History is revealed in exposed bricks in downtown Huntsville construction project

HUNTSVILLE, Ala. -- The city of Huntsville is growing and changing every day. There are several ways to view and research history, but as our great city builds up, we're given the opportunity to look down and discover our true roots... in the bricks we're built on.

Yes, the bricks.

“The idea and the building, the making, the laying, the history of the city, then I realized….it was all about bricks," Carol Codori said.

Codori is a member of both the Historic Huntsville Foundation and the Huntsville/Madison County Historical Society. She has become a sort of "brick enthusiast" since she spearheaded the revitalization of an old sidewalk exhibited on the Downtown Huntsville square.
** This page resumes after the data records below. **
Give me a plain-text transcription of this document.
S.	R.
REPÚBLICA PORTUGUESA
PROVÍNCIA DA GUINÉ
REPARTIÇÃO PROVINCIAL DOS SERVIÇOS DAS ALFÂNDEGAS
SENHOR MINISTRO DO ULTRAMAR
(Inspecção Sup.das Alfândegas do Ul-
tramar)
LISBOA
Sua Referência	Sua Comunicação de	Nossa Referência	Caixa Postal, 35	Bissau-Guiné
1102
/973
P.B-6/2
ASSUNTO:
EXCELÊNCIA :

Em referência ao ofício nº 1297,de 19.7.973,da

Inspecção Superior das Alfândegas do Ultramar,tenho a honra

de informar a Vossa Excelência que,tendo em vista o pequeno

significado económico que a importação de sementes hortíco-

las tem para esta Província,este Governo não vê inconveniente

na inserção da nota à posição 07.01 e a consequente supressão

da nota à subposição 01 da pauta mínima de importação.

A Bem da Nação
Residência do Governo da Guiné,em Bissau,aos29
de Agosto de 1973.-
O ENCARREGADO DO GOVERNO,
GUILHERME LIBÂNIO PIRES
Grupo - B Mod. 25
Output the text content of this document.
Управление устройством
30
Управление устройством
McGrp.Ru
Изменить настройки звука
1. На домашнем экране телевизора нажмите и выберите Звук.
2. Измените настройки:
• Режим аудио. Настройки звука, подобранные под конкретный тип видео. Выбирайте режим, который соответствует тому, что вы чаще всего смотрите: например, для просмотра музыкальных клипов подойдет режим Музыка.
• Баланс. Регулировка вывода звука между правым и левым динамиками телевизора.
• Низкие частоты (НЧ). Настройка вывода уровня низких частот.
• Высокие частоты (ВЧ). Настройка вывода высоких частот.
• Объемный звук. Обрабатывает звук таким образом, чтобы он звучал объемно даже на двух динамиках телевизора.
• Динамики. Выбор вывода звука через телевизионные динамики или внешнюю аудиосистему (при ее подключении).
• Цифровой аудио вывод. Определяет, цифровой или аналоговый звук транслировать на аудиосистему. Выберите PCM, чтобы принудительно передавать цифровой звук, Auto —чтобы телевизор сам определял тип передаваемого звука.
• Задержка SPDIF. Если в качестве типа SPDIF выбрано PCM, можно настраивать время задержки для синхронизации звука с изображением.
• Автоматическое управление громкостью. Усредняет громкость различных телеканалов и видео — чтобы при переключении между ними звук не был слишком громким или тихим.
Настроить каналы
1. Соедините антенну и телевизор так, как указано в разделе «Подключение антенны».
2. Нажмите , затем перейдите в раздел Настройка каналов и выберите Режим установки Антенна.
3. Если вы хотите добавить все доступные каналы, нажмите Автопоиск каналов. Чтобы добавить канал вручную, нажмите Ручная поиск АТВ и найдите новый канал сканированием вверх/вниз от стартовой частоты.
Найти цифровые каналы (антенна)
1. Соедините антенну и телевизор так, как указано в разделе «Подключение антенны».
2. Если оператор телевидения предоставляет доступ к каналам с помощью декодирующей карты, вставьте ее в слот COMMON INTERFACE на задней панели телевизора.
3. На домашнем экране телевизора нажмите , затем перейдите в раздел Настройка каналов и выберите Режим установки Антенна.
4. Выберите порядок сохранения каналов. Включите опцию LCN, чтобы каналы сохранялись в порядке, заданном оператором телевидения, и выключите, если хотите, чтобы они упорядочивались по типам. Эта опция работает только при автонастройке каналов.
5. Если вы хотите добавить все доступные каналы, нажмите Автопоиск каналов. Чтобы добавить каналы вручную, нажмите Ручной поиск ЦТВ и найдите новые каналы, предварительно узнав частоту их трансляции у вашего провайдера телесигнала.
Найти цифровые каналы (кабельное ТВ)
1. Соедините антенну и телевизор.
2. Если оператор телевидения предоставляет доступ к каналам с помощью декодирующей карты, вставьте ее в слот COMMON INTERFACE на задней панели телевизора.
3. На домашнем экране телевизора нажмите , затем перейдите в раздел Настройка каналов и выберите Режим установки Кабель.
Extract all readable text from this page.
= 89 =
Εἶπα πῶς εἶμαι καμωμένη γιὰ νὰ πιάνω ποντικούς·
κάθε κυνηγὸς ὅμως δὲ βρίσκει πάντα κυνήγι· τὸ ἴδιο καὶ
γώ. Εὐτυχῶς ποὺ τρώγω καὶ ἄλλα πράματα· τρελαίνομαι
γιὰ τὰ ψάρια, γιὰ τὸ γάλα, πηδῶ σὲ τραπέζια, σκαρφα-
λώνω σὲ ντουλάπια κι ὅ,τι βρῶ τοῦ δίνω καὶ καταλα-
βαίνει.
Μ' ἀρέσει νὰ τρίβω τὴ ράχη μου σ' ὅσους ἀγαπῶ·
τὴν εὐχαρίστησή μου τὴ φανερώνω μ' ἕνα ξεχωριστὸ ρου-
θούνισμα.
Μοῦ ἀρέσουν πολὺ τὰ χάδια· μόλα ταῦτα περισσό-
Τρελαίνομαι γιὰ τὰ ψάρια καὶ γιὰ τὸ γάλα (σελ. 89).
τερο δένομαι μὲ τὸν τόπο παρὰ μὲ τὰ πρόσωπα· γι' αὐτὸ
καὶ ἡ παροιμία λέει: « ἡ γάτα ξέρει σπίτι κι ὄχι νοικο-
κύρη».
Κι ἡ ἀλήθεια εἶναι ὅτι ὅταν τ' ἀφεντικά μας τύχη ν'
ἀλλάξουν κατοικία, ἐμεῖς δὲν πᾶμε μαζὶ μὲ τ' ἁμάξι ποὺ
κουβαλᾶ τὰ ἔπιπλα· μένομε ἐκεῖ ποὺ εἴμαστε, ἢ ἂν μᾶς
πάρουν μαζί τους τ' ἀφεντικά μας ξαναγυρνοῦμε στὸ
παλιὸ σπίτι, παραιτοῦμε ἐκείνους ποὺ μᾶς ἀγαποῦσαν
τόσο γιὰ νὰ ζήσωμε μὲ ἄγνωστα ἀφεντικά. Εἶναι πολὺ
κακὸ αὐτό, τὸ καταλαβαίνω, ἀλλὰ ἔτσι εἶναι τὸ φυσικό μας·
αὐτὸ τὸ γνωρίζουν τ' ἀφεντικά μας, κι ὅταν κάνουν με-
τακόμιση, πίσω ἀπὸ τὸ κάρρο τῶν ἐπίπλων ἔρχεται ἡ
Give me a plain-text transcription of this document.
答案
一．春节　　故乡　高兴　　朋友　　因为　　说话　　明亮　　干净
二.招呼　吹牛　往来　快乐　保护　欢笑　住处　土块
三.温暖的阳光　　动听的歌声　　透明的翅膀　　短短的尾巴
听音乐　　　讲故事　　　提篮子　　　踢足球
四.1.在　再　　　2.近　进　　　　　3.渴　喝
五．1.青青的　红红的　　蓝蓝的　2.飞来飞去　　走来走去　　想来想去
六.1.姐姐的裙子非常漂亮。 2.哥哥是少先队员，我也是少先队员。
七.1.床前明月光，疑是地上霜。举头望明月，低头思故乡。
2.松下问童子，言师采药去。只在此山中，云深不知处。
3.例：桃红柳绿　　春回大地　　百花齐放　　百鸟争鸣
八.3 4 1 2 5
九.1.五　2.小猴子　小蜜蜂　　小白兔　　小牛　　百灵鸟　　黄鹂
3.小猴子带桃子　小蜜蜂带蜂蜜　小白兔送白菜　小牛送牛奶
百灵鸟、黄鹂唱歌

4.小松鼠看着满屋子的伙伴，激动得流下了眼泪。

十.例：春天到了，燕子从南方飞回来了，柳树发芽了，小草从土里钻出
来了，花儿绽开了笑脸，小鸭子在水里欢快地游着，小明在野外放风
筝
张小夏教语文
Since that project, her curiosity hasn't stopped her from learning more.

"They were made of the soil, they were made by hand, and they’re all around me, they always are in every city," Codori said. "Then I said 'ah, this is the basis, this is the root literally, coming from the soil.'"

The bricks that support our buildings and our roads tell us about our city's history, but they're also changing along with the growth of the city.

"You realize the roots and the soil are changing those sidewalks and pushing them and moving them," Codori said.

Sometimes as we bring in the new, we discover the old. An old sidewalk was uncovered during construction on Holmes Avenue at Dement Street in Huntsville.

Local postcard collectors The Southpaw have a postcard that shows the same original brick.

Local postcard collectors The Southpaw have a postcard that shows the same original brick.

Codori guesses the machine-cut bricks on Holmes Avenue were starting to be laid in the city post-Civil War, in the late 1860s. And rail tracks were probably laid down to support a streetcar system in the late 1880s.

"By 1869, people were back in gear, and public works were back," Codori said.

Codori will continue digging into the history of the city’s foundation. She says again, it’s all about your roots.

"It’s about what built the reason you’re here," she said. "People were here before and they were building this and making it accessible to us now.”